A new study has shown that the brain regions controlling facial expressions in macaques work together in unexpected ways, challenging prior assumptions about their division of labor. Researchers led by Geena Ianni at the University of Pennsylvania used advanced neural recordings to reveal how these gestures are encoded. The findings could pave the way for future brain-computer interfaces that decode facial signals for patients with neurological impairments.
Neuroscientists have long puzzled over how the brain generates facial expressions, assuming a clear split between areas handling emotional signals and those managing deliberate movements like speaking. However, a study published in Science on January 20, 2026, upends this view through experiments on macaques, primates with facial musculature similar to humans.

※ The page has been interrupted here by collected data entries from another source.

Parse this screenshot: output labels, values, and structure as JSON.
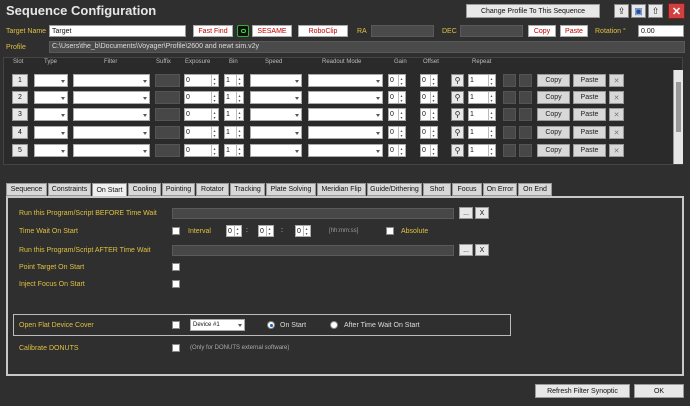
{
  "window": {
    "title": "Sequence Configuration",
    "change_profile_label": "Change Profile To This Sequence"
  },
  "target": {
    "label": "Target Name",
    "value": "Target",
    "fast_find": "Fast Find",
    "sesame": "SESAME",
    "roboclip": "RoboClip",
    "ra_label": "RA",
    "dec_label": "DEC",
    "copy": "Copy",
    "paste": "Paste",
    "rotation_label": "Rotation °",
    "rotation_value": "0.00"
  },
  "profile": {
    "label": "Profile",
    "value": "C:\\Users\\the_b\\Documents\\Voyager\\Profile\\2600 and newt sim.v2y"
  },
  "grid": {
    "headers": [
      "Slot",
      "Type",
      "Filter",
      "Suffix",
      "Exposure",
      "Bin",
      "Speed",
      "Readout Mode",
      "Gain",
      "Offset",
      "Repeat"
    ],
    "rows": [
      {
        "slot": "1",
        "exposure": "0",
        "bin": "1",
        "gain": "0",
        "offset": "0",
        "repeat": "1",
        "copy": "Copy",
        "paste": "Paste"
      },
      {
        "slot": "2",
        "exposure": "0",
        "bin": "1",
        "gain": "0",
        "offset": "0",
        "repeat": "1",
        "copy": "Copy",
        "paste": "Paste"
      },
      {
        "slot": "3",
        "exposure": "0",
        "bin": "1",
        "gain": "0",
        "offset": "0",
        "repeat": "1",
        "copy": "Copy",
        "paste": "Paste"
      },
      {
        "slot": "4",
        "exposure": "0",
        "bin": "1",
        "gain": "0",
        "offset": "0",
        "repeat": "1",
        "copy": "Copy",
        "paste": "Paste"
      },
      {
        "slot": "5",
        "exposure": "0",
        "bin": "1",
        "gain": "0",
        "offset": "0",
        "repeat": "1",
        "copy": "Copy",
        "paste": "Paste"
      }
    ]
  },
  "tabs": [
    "Sequence",
    "Constraints",
    "On Start",
    "Cooling",
    "Pointing",
    "Rotator",
    "Tracking",
    "Plate Solving",
    "Meridian Flip",
    "Guide/Dithering",
    "Shot",
    "Focus",
    "On Error",
    "On End"
  ],
  "active_tab": "On Start",
  "onstart": {
    "run_before_label": "Run this Program/Script BEFORE Time Wait",
    "time_wait_label": "Time Wait On Start",
    "interval_label": "Interval",
    "interval_h": "0",
    "interval_m": "0",
    "interval_s": "0",
    "time_format": "[hh:mm:ss]",
    "absolute_label": "Absolute",
    "run_after_label": "Run this Program/Script AFTER Time Wait",
    "point_target_label": "Point Target On Start",
    "inject_focus_label": "Inject Focus On Start",
    "flat_cover_label": "Open Flat Device Cover",
    "device_value": "Device #1",
    "on_start_label": "On Start",
    "after_wait_label": "After Time Wait On Start",
    "calibrate_label": "Calibrate DONUTS",
    "calibrate_note": "(Only for DONUTS external software)",
    "browse": "...",
    "clear": "X"
  },
  "footer": {
    "refresh_label": "Refresh Filter Synoptic",
    "ok_label": "OK"
  },
  "colors": {
    "accent_label": "#e0c040",
    "background": "#2f2f2f",
    "radio_selected": "#1a5ec8",
    "close_red": "#d24040"
  }
}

Geena Ianni and her team at the University of Pennsylvania began by scanning the macaques' brains with fMRI while filming their faces during social interactions. The animals viewed videos of other macaques, interactive avatars, or live companions, prompting natural expressions such as lipsmacking to show submission, threat faces to deter rivals, and neutral chewing.
Using these scans, the researchers pinpointed key brain areas: the primary motor cortex, ventral premotor cortex, primary somatosensory cortex, and cingulate motor cortex. They then implanted micro-electrode arrays with sub-millimeter precision into these regions—the first such effort to record multiple neurons during facial gesture production.
Contrary to expectations, all four areas activated for every gesture, from social signals to chewing, in a coordinated pattern. "We expected a division where the cingulate cortex governs social signals, while the motor cortex is specialized in chewing," Ianni noted, but the data showed otherwise.
Further analysis revealed distinct neural codes. The cingulate cortex employs a static pattern, persistent for up to 0.8 seconds, likely integrating social context and sensory input. In contrast, the motor and somatosensory cortices use dynamic codes with rapidly shifting firing rates to control precise muscle movements, such as subtle lip twitches.
"The static means the firing pattern of neurons is persistent across both multiple repetitions... and across time," Ianni explained, suggesting it stabilizes the gesture's intent while dynamic areas execute the details.
This foundational work, detailed in the journal (doi.org/10.1126/science.aea0890), builds toward neural prostheses for restoring facial communication in stroke or paralysis patients. Ianni remains optimistic: "I hope our work goes towards enabling... more naturalistic and rich communication designs that will improve lives." Yet, she cautions that reliable devices remain years away, akin to early speech-decoding tech from the 1990s.